Please view the main text area of the page by skipping the main menu.

Editorial: Lax approach to customer security led to massive cryptocurrency theft

Yet again, a Japanese virtual currency exchange has suffered a massive loss of cryptocurrency. In 2014, some 47 billion yen worth of bitcoin disappeared from an exchange, but those losses were eclipsed in the latest incident by the theft of some 58 billion yen in cryptocurrency -- the largest loss ever in the world.

Coincheck Inc., the company hit in the latest theft, has indicated that it will compensate all account holders for their loss of the virtual currency NEM. At the same time, the Financial Services Agency (FSA) has issued a business improvement order to the company, on the grounds that its measures to prevent hacking were insufficient.

This, of course, does not mean that the situation has come to an end.

Though Coincheck was a victim from the perspective of having its customers' virtual currency stolen, it bears a heavy responsibility for its lax safety measures that allowed the crime to occur.

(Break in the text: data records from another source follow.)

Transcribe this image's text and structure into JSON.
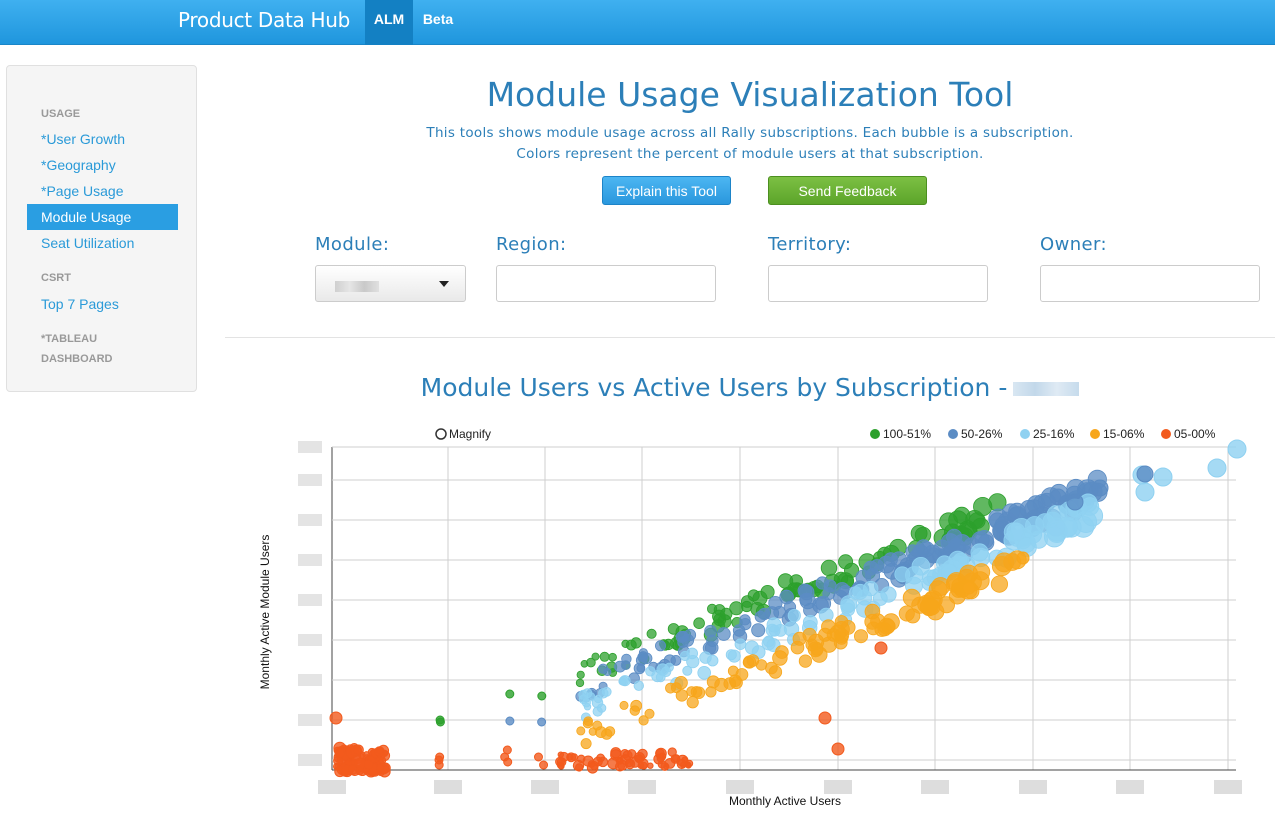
{
  "app": {
    "title": "Product Data Hub",
    "tabs": [
      {
        "label": "ALM",
        "active": true
      },
      {
        "label": "Beta",
        "active": false
      }
    ]
  },
  "sidebar": {
    "sections": [
      {
        "heading": "USAGE",
        "items": [
          {
            "label": "*User Growth",
            "active": false
          },
          {
            "label": "*Geography",
            "active": false
          },
          {
            "label": "*Page Usage",
            "active": false
          },
          {
            "label": "Module Usage",
            "active": true
          },
          {
            "label": "Seat Utilization",
            "active": false
          }
        ]
      },
      {
        "heading": "CSRT",
        "items": [
          {
            "label": "Top 7 Pages",
            "active": false
          }
        ]
      },
      {
        "heading": "*TABLEAU DASHBOARD",
        "heading_lines": [
          "*TABLEAU",
          "DASHBOARD"
        ],
        "items": []
      }
    ]
  },
  "main": {
    "title": "Module Usage Visualization Tool",
    "subtitle_lines": [
      "This tools shows module usage across all Rally subscriptions. Each bubble is a subscription.",
      "Colors represent the percent of module users at that subscription."
    ],
    "buttons": {
      "explain": "Explain this Tool",
      "feedback": "Send Feedback"
    },
    "filters": {
      "module": "Module:",
      "region": "Region:",
      "territory": "Territory:",
      "owner": "Owner:"
    },
    "chart_title": "Module Users vs Active Users by Subscription -"
  },
  "chart_data": {
    "type": "scatter",
    "title": "Module Users vs Active Users by Subscription -",
    "xlabel": "Monthly Active Users",
    "ylabel": "Monthly Active Module Users",
    "x_tick_labels_redacted": true,
    "y_tick_labels_redacted": true,
    "grid": true,
    "magnify_label": "Magnify",
    "legend_placement": "top-right",
    "series": [
      {
        "name": "100-51%",
        "color": "#2ca02c"
      },
      {
        "name": "50-26%",
        "color": "#5b8cc4"
      },
      {
        "name": "25-16%",
        "color": "#8fd1f1"
      },
      {
        "name": "15-06%",
        "color": "#f7a61b"
      },
      {
        "name": "05-00%",
        "color": "#f25a1d"
      }
    ]
  }
}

The company handles 13 types of cryptocurrency, including bitcoin. Its theft prevention measures for NEM, however, were far inferior to those for bitcoin.

NEM, which arrived on the virtual currency market after bitcoin, showed rapid growth. Outpacing bitcoin, which at one point in 2017 gained 20 times its value at the beginning of the year, it was probably seen as a prime target by hackers.

Coincheck should have waited until it had adopted sufficient security measures before opening trade in NEM. The company cannot avoid criticism for placing priority on the company's growth while putting the protection of its consumers on the back burner.

This aside, why is it that Japanese exchanges have been targeted twice in these massive thefts? For one thing, Japan is the largest market in the world for bitcoin trade. The Japanese government sees potential for growth in new technology, and the fact that it led the world with a registration system for virtual currency exchanges contributed to the growth of virtual currency markets in the country.

At the same time, Japan has allowed companies to operate even before they are registered or during a period of grace. The outcome of this kind of approach to the industry is that lax safety measures have been left unaddressed.

Coincheck applied for registration in mid-September last year following the introduction of the registration system in April. The registration procedures still have not been completed, but the company has nevertheless been actively promoting its business, employing television personalities in its commercials.

Shouldn't the FSA have been quicker to implement stringent measures?

A lax approach to measures against illicit acts not only opens the door for users to suffer huge losses; if the illicitly acquired funds end up supporting terrorist groups, then it could spark fears regarding the security of the country.

There are many things we can learn from a policy that prioritizes growth and profit.